3D -> 2D

In the 3D object to 2D image file, we first read in all of the lines of an object file and try to construct a list of vertices (each composed of 3 points corresponding to x, y, and z coordinates) and list of faces (each face is defined by three vertices). In terms of parallelization, this is easiest done in MPI, assigning each processor of rank k, the '(line % size) == k' line. It would be extremely contrived to parallelize this code with CUDA. PyCUDA, as it is currently implemented cannot directly read from a file which is stored on the HDD. Furthermore, one of the intricacies associated with this image decomposition algorithm is that the order of lines in the input file matters, forcing either sequential reads, or massive memory transfer and computation from the GPU.

In the parralelized MPI input reading code, each processor creates a dictionary which has a key value pair associated with the line number and the line. We then send the list to the root pprocessor and broadcast it from there. The order of the face list does not matter so it is an embarrassingly parallel problem: each processor reads in a given line, stores it in an array, then all of the processors perform a gather to obtain the full face list.

In the next major section of code, we iterate through planes to find the line segments that intersect the given plane and write them out to an image. In all implementations, we iterate through slice depths.

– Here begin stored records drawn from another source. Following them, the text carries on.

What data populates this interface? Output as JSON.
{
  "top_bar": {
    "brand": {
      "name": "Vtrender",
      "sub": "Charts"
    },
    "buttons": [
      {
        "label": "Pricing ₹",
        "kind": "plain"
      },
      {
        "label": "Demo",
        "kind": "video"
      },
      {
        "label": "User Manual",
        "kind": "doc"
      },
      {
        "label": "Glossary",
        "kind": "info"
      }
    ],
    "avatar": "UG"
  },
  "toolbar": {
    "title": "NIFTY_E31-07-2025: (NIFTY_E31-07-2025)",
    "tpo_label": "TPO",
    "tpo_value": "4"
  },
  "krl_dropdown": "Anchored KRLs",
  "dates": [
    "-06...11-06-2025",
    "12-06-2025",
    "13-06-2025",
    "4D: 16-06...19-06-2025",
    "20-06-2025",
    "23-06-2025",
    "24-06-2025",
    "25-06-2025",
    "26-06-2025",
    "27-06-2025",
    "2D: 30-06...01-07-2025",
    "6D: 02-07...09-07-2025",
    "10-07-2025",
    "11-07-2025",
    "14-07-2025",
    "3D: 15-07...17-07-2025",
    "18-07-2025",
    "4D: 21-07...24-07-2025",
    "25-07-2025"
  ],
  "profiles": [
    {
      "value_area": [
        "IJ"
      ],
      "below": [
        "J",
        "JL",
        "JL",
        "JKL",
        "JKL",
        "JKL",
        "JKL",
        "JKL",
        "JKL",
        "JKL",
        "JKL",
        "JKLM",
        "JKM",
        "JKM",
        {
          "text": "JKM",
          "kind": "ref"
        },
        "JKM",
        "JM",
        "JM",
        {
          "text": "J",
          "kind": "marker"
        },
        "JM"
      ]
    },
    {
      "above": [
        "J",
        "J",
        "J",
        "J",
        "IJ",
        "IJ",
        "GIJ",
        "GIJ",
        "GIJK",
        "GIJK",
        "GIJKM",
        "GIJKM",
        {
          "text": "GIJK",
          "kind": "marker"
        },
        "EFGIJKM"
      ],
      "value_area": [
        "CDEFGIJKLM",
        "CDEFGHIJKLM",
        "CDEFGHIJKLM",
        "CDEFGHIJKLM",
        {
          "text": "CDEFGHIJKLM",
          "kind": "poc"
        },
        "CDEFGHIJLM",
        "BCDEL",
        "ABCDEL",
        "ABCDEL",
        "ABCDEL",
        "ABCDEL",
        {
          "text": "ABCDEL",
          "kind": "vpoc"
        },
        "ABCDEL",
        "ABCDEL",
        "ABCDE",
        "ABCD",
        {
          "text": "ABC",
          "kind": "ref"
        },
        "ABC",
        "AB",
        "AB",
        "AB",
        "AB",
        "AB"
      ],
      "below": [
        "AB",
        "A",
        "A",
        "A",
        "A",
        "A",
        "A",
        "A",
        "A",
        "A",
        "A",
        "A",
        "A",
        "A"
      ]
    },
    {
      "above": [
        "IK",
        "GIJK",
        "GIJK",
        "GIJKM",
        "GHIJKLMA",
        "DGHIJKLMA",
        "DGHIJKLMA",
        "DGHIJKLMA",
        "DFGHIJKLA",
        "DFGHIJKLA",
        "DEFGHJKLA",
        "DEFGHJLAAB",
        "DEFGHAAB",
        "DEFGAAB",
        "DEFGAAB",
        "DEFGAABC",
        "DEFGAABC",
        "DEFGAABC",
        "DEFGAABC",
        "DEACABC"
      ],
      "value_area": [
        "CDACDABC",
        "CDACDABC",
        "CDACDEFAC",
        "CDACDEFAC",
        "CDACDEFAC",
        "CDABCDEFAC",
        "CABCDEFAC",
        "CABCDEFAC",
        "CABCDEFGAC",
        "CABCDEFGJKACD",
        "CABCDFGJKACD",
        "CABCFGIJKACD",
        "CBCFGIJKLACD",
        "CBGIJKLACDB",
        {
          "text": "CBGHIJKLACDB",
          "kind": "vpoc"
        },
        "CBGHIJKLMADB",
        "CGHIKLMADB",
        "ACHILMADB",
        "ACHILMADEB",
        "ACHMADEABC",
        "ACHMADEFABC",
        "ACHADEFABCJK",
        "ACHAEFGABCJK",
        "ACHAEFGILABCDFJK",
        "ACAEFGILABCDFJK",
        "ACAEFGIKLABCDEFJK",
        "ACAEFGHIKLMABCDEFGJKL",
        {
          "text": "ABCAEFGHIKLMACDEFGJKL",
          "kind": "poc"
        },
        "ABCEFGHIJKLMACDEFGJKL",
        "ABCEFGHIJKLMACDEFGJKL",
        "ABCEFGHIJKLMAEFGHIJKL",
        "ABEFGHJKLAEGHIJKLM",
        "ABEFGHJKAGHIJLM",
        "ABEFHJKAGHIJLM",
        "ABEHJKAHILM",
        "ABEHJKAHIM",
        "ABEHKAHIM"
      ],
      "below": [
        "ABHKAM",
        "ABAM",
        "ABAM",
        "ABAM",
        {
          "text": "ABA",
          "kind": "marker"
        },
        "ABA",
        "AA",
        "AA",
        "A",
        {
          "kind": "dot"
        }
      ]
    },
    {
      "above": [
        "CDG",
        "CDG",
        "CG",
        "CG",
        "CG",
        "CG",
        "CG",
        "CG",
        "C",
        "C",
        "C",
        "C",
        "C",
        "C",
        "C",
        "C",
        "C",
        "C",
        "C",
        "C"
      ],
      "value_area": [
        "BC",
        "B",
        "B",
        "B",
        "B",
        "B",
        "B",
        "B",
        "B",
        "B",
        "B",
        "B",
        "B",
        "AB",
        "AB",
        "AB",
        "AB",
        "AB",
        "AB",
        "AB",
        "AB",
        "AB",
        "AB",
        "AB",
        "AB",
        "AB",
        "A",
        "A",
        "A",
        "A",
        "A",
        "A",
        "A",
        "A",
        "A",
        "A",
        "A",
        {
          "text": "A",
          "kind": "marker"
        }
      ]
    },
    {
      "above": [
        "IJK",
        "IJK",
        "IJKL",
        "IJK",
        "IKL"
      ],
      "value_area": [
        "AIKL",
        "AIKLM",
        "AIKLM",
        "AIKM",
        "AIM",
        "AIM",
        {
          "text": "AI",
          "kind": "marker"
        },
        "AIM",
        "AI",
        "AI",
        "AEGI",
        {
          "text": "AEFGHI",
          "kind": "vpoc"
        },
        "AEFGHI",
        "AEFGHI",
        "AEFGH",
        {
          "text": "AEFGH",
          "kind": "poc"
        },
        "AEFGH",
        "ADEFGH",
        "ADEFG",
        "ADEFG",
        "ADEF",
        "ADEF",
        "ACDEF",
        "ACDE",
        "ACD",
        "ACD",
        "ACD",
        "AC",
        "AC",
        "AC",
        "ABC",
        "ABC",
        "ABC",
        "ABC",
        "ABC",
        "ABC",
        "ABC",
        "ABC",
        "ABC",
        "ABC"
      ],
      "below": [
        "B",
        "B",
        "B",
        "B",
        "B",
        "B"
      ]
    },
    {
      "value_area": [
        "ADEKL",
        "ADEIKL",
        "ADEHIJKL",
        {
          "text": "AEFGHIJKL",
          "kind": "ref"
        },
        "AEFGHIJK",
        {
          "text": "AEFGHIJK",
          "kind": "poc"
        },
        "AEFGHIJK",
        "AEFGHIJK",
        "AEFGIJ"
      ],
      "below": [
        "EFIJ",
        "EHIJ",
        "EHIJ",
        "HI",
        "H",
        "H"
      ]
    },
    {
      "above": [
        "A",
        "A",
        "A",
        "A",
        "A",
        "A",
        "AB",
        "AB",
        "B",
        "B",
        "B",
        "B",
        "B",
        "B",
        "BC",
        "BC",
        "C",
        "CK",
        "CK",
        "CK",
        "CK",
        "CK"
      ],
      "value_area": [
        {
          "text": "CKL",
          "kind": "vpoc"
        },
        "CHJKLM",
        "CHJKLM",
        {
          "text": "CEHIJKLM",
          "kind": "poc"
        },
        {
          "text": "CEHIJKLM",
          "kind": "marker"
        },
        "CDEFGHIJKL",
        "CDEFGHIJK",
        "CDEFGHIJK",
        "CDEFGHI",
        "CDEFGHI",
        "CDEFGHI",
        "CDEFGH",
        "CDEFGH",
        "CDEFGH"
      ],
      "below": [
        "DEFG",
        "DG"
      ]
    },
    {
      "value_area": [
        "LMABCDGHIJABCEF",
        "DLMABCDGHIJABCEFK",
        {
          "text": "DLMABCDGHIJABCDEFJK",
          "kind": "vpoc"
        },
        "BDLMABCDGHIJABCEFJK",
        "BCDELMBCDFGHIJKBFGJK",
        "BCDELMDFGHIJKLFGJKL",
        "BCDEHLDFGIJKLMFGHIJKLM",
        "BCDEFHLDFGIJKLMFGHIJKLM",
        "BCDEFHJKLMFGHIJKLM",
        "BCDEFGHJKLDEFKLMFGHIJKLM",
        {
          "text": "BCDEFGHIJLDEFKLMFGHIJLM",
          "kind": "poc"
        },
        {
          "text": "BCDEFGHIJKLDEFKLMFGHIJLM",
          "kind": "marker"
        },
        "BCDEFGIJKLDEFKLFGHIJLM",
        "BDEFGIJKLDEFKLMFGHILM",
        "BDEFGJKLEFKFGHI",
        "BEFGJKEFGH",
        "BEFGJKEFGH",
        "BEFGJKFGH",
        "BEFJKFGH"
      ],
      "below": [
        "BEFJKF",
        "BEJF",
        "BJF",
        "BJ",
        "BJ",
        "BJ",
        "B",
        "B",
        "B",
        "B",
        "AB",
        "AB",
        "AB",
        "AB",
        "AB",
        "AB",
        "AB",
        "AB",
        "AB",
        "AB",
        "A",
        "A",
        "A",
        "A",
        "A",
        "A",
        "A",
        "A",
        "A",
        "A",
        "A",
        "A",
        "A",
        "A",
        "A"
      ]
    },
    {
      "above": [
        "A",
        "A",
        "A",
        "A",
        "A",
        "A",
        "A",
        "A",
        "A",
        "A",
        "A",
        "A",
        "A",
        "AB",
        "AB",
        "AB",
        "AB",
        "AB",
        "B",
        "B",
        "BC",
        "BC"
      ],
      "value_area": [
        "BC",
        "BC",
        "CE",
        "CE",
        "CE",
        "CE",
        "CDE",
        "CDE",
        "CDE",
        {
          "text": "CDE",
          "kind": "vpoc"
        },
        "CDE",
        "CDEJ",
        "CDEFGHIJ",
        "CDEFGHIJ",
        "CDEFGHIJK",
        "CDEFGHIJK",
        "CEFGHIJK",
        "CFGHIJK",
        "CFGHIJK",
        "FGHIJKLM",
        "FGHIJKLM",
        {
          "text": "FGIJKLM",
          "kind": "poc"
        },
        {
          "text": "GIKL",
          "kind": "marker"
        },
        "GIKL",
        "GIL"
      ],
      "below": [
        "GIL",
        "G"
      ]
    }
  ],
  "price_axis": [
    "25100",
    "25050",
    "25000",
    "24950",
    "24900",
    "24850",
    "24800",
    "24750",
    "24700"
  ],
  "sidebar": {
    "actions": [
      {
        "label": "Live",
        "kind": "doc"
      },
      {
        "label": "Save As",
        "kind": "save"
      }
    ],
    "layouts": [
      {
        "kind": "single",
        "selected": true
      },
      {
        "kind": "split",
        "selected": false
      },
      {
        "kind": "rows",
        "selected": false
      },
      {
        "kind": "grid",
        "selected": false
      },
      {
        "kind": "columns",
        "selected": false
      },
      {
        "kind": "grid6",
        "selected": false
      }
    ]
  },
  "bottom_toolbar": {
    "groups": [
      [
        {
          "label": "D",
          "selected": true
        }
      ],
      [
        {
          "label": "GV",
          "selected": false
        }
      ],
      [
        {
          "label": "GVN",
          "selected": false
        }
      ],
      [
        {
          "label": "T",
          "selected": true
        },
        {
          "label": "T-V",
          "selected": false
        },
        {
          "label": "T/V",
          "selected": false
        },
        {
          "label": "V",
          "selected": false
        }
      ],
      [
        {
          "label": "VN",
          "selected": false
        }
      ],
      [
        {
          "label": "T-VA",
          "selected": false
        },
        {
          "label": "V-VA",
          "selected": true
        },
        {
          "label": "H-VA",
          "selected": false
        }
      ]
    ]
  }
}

In the serial case we iterate through each face in the face list for every slice depth.

There are 5 possibilites for a given face and slice plane:

  • All of the face's vertices are on one side of the slice plane. If so, then this face does not intersect with the slice plane and nothing should be shown on the corresponding image.
  • If there is one vertex on the slice plane, then we must find the other point of intersection (if there is one) and then find the line segment connecting the two points and write it to the slice image.
  • If two vertices are on the slice plane, then we draw a line that connects these two vertices to the corresponding image.
  • If two vertices are on one side of the slice plane and the third vertex is on the other, we must find the line segment that describes the intersection between the face and the plane.
  • If there are three vertices on the slice plane, then the entire face is on the slice plane and draw a shaded triangle to the corresponding image.

Parallelization Schemes

In MPI, we can assign the kth processor the '(slice % size) == k' slice. Thus, we iterate over the slice planes (parallelized), iterate over the face list, find the line segments intersecting the plane of each face and write them to an image. Each MPI Process will save a different image to the disk.

In Cheetah'ed CUDA, we assign each face to a thread. We iterate through all the slice depths; each thread simultaneously calculates its intersecting line segments and sends them back to the CPU. This eliminates the need for iteration through the faces.